Rationally, some limited farming and/or limited fishing may be possible.

Unfortunately, there are few constituencies focused on limiting things. Certainly no commercial actor makes more money with a limit. Whether it is fishing or farming, the commercial pressure will be on "more."

Now, do your research and scope it out ... I suggest "The Doryman’s Reflection" by Paul Molyneaux, if you have not already read it.

But speaking as one of that tiny minority interested in restoring the ocean's natural productivity (for both aesthetic and practical reasons) ... I think we need more "no fish zones" and fewer ten zillion tuna enclosures.

john said...

Wonderdog: I was wondering if you were still reading. Nice to see you.

Re: Population problems. I agree that there's an overpopulation problem, obviously. But even if we begin strict controls now, the population is likely to peak at 9 billion people. A more realistic estimate is 12 billion. Those people need to be fed somehow, and humans do require some protein. Seems to me that fish farms are one of the only ways to get that protein efficiently.

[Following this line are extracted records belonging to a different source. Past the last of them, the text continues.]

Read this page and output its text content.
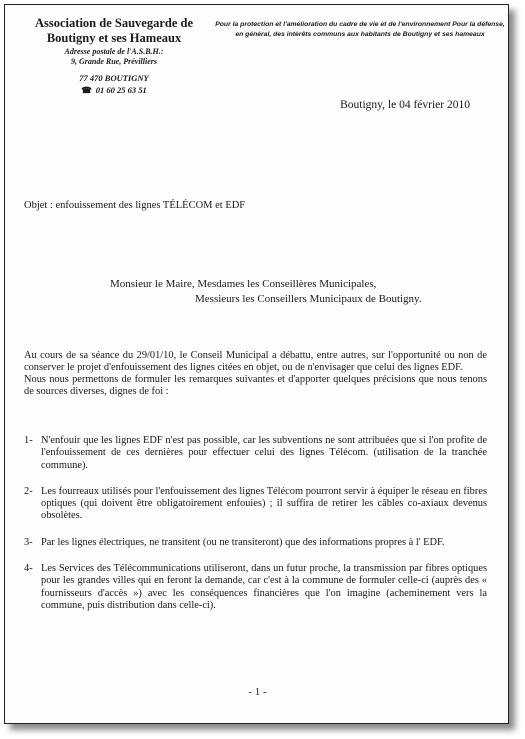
Association de Sauvegarde de Boutigny et ses Hameaux

Adresse postale de l'A.S.B.H.:
9, Grande Rue, Prévilliers

77 470 BOUTIGNY

☎ 01 60 25 63 51

Pour la protection et l'amélioration du cadre de vie et de l'environnement Pour la défense, en général, des intérêts communs aux habitants de Boutigny et ses hameaux

Boutigny, le 04 février 2010

Objet : enfouissement des lignes TÉLÉCOM et EDF

Monsieur le Maire, Mesdames les Conseillères Municipales,

Messieurs les Conseillers Municipaux de Boutigny.

Au cours de sa séance du 29/01/10, le Conseil Municipal a débattu, entre autres, sur l'opportunité ou non de conserver le projet d'enfouissement des lignes citées en objet, ou de n'envisager que celui des lignes EDF.
Nous nous permettons de formuler les remarques suivantes et d'apporter quelques précisions que nous tenons de sources diverses, dignes de foi :
1- N'enfouir que les lignes EDF n'est pas possible, car les subventions ne sont attribuées que si l'on profite de l'enfouissement de ces dernières pour effectuer celui des lignes Télécom. (utilisation de la tranchée commune).
2- Les fourreaux utilisés pour l'enfouissement des lignes Télécom pourront servir à équiper le réseau en fibres optiques (qui doivent être obligatoirement enfouies) ; il suffira de retirer les câbles co-axiaux devenus obsolètes.
3- Par les lignes électriques, ne transitent (ou ne transiteront) que des informations propres à l' EDF.
4- Les Services des Télécommunications utiliseront, dans un futur proche, la transmission par fibres optiques pour les grandes villes qui en feront la demande, car c'est à la commune de formuler celle-ci (auprès des « fournisseurs d'accès ») avec les conséquences financières que l'on imagine (acheminement vers la commune, puis distribution dans celle-ci).

- 1 -
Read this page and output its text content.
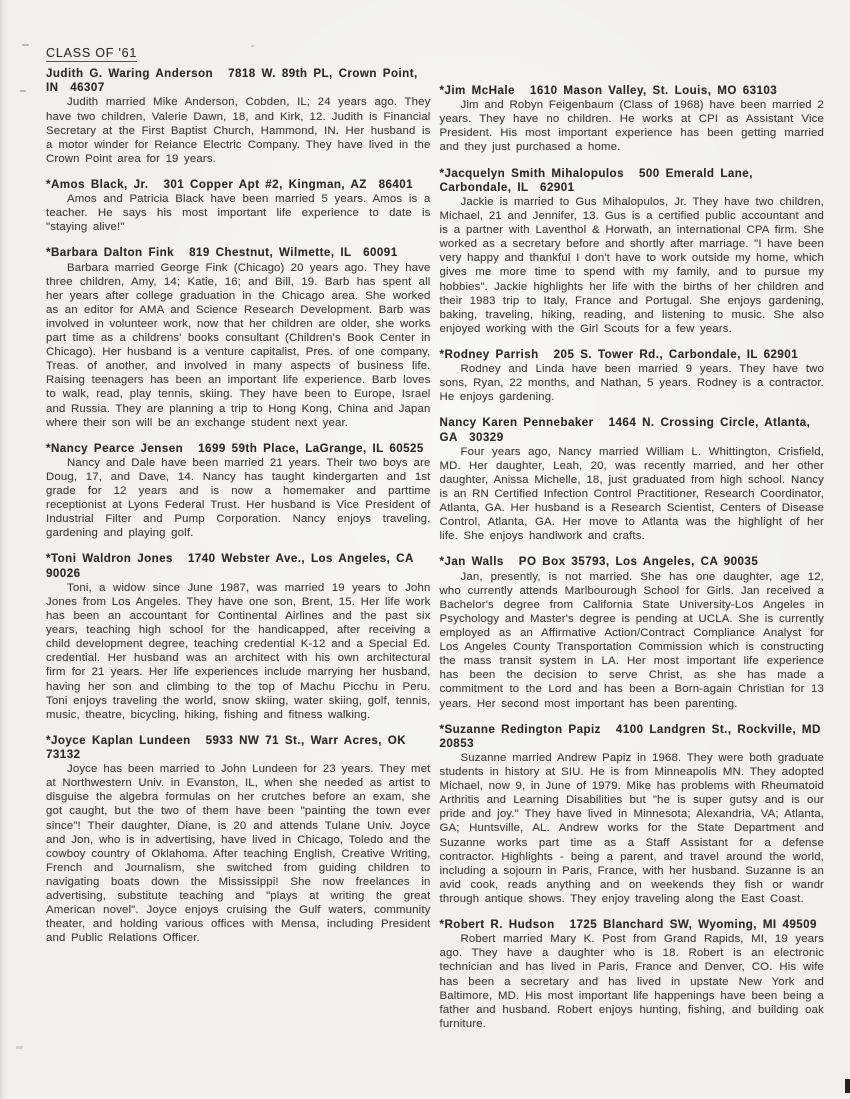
CLASS OF '61
Judith G. Waring Anderson 7818 W. 89th PL, Crown Point, IN  46307

Judith married Mike Anderson, Cobden, IL; 24 years ago. They have two children, Valerie Dawn, 18, and Kirk, 12. Judith is Financial Secretary at the First Baptist Church, Hammond, IN. Her husband is a motor winder for Reiance Electric Company. They have lived in the Crown Point area for 19 years.

*Amos Black, Jr. 301 Copper Apt #2, Kingman, AZ  86401

Amos and Patricia Black have been married 5 years. Amos is a teacher. He says his most important life experience to date is "staying alive!"

*Barbara Dalton Fink 819 Chestnut, Wilmette, IL  60091

Barbara married George Fink (Chicago) 20 years ago. They have three children, Amy, 14; Katie, 16; and Bill, 19. Barb has spent all her years after college graduation in the Chicago area. She worked as an editor for AMA and Science Research Development. Barb was involved in volunteer work, now that her children are older, she works part time as a childrens' books consultant (Children's Book Center in Chicago). Her husband is a venture capitalist, Pres. of one company, Treas. of another, and involved in many aspects of business life. Raising teenagers has been an important life experience. Barb loves to walk, read, play tennis, skiing. They have been to Europe, Israel and Russia. They are planning a trip to Hong Kong, China and Japan where their son will be an exchange student next year.

*Nancy Pearce Jensen 1699 59th Place, LaGrange, IL 60525

Nancy and Dale have been married 21 years. Their two boys are Doug, 17, and Dave, 14. Nancy has taught kindergarten and 1st grade for 12 years and is now a homemaker and parttime receptionist at Lyons Federal Trust. Her husband is Vice President of Industrial Filter and Pump Corporation. Nancy enjoys traveling, gardening and playing golf.

*Toni Waldron Jones 1740 Webster Ave., Los Angeles, CA 90026

Toni, a widow since June 1987, was married 19 years to John Jones from Los Angeles. They have one son, Brent, 15. Her life work has been an accountant for Continental Airlines and the past six years, teaching high school for the handicapped, after receiving a child development degree, teaching credential K-12 and a Special Ed. credential. Her husband was an architect with his own architectural firm for 21 years. Her life experiences include marrying her husband, having her son and climbing to the top of Machu Picchu in Peru. Toni enjoys traveling the world, snow skiing, water skiing, golf, tennis, music, theatre, bicycling, hiking, fishing and fitness walking.

*Joyce Kaplan Lundeen 5933 NW 71 St., Warr Acres, OK 73132

Joyce has been married to John Lundeen for 23 years. They met at Northwestern Univ. in Evanston, IL, when she needed as artist to disguise the algebra formulas on her crutches before an exam, she got caught, but the two of them have been "painting the town ever since"! Their daughter, Diane, is 20 and attends Tulane Univ. Joyce and Jon, who is in advertising, have lived in Chicago, Toledo and the cowboy country of Oklahoma. After teaching English, Creative Writing, French and Journalism, she switched from guiding children to navigating boats down the Mississippi! She now freelances in advertising, substitute teaching and "plays at writing the great American novel". Joyce enjoys cruising the Gulf waters, community theater, and holding various offices with Mensa, including President and Public Relations Officer.

*Jim McHale 1610 Mason Valley, St. Louis, MO 63103

Jim and Robyn Feigenbaum (Class of 1968) have been married 2 years. They have no children. He works at CPI as Assistant Vice President. His most important experience has been getting married and they just purchased a home.

*Jacquelyn Smith Mihalopulos 500 Emerald Lane, Carbondale, IL  62901

Jackie is married to Gus Mihalopulos, Jr. They have two children, Michael, 21 and Jennifer, 13. Gus is a certified public accountant and is a partner with Laventhol & Horwath, an international CPA firm. She worked as a secretary before and shortly after marriage. "I have been very happy and thankful I don't have to work outside my home, which gives me more time to spend with my family, and to pursue my hobbies". Jackie highlights her life with the births of her children and their 1983 trip to Italy, France and Portugal. She enjoys gardening, baking, traveling, hiking, reading, and listening to music. She also enjoyed working with the Girl Scouts for a few years.

*Rodney Parrish 205 S. Tower Rd., Carbondale, IL 62901

Rodney and Linda have been married 9 years. They have two sons, Ryan, 22 months, and Nathan, 5 years. Rodney is a contractor. He enjoys gardening.

Nancy Karen Pennebaker 1464 N. Crossing Circle, Atlanta, GA  30329

Four years ago, Nancy married William L. Whittington, Crisfield, MD. Her daughter, Leah, 20, was recently married, and her other daughter, Anissa Michelle, 18, just graduated from high school. Nancy is an RN Certified Infection Control Practitioner, Research Coordinator, Atlanta, GA. Her husband is a Research Scientist, Centers of Disease Control, Atlanta, GA. Her move to Atlanta was the highlight of her life. She enjoys handiwork and crafts.

*Jan Walls PO Box 35793, Los Angeles, CA 90035

Jan, presently, is not married. She has one daughter, age 12, who currently attends Marlbourough School for Girls. Jan received a Bachelor's degree from California State University-Los Angeles in Psychology and Master's degree is pending at UCLA. She is currently employed as an Affirmative Action/Contract Compliance Analyst for Los Angeles County Transportation Commission which is constructing the mass transit system in LA. Her most important life experience has been the decision to serve Christ, as she has made a commitment to the Lord and has been a Born-again Christian for 13 years. Her second most important has been parenting.

*Suzanne Redington Papiz 4100 Landgren St., Rockville, MD 20853

Suzanne married Andrew Papiz in 1968. They were both graduate students in history at SIU. He is from Minneapolis MN. They adopted Michael, now 9, in June of 1979. Mike has problems with Rheumatoid Arthritis and Learning Disabilities but "he is super gutsy and is our pride and joy." They have lived in Minnesota; Alexandria, VA; Atlanta, GA; Huntsville, AL. Andrew works for the State Department and Suzanne works part time as a Staff Assistant for a defense contractor. Highlights - being a parent, and travel around the world, including a sojourn in Paris, France, with her husband. Suzanne is an avid cook, reads anything and on weekends they fish or wandr through antique shows. They enjoy traveling along the East Coast.

*Robert R. Hudson 1725 Blanchard SW, Wyoming, MI 49509

Robert married Mary K. Post from Grand Rapids, MI, 19 years ago. They have a daughter who is 18. Robert is an electronic technician and has lived in Paris, France and Denver, CO. His wife has been a secretary and has lived in upstate New York and Baltimore, MD. His most important life happenings have been being a father and husband. Robert enjoys hunting, fishing, and building oak furniture.
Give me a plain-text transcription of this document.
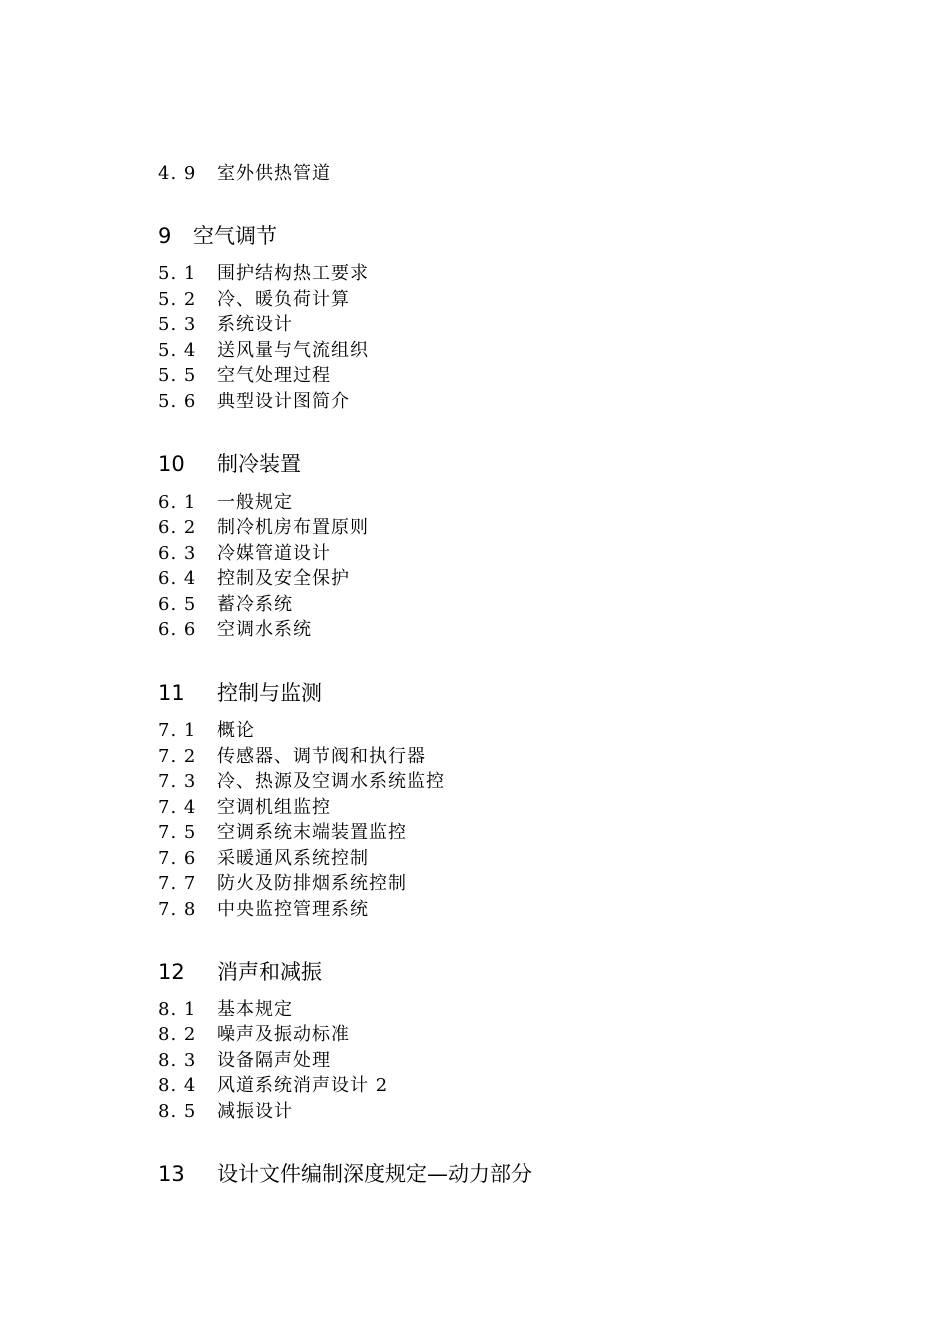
4. 9 室外供热管道
9 空气调节
5. 1 围护结构热工要求
5. 2 冷、暖负荷计算
5. 3 系统设计
5. 4 送风量与气流组织
5. 5 空气处理过程
5. 6 典型设计图简介
10 制冷装置
6. 1 一般规定
6. 2 制冷机房布置原则
6. 3 冷媒管道设计
6. 4 控制及安全保护
6. 5 蓄冷系统
6. 6 空调水系统
11 控制与监测
7. 1 概论
7. 2 传感器、调节阀和执行器
7. 3 冷、热源及空调水系统监控
7. 4 空调机组监控
7. 5 空调系统末端装置监控
7. 6 采暖通风系统控制
7. 7 防火及防排烟系统控制
7. 8 中央监控管理系统
12 消声和减振
8. 1 基本规定
8. 2 噪声及振动标准
8. 3 设备隔声处理
8. 4 风道系统消声设计 2
8. 5 减振设计
13 设计文件编制深度规定—动力部分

Oh, and regarding breeding between wild and farmed stocks, there's some controversy around that - the fish that are explicitly grown for food seem to be much, much stupider than their wild counterparts. One researcher I read concluded that all escapees from one farm died before they could breed.

Odograph: I don't know if we can say what the real world impact of ocean fish farms are - there's too few. The question we should be asking is, is there a qualitative difference between open ocean farms and inland ones. The stuff I've read (and I'm literally only a few days in to my interest on this subject) seems to argue that there is.

I don't think I ignored any of the issues you raised. In fact, I explicitly drew the division between what is possible and what the current state of affairs is. I don't think it's naive to point out that things can be done much better.

I (unfairly) mocked the possibility of growing herbivorous fish like carp and tilapia in the post, largely because I think westerners will insist on eating tuna and salmon. But it's worth pointing out that Chinese and Indian fish farming is based around different breeds of herbivorous fish.

Finally, regarding the issue of preserving the fisheries, the obvious corrolary (though unlikely to occur in reality) to open ocean aquaculture is a global ban on commerical fishing, as fish farming accelerates. This would also solve the problem of caught fish being used as feed.

I don't want to see the oceans despoiled any more than I want to see the climate unbalanced. However, (and call me a human chauvinist if you like) the reality is that humanity needs survival options, and fast. And we need as many options as possible.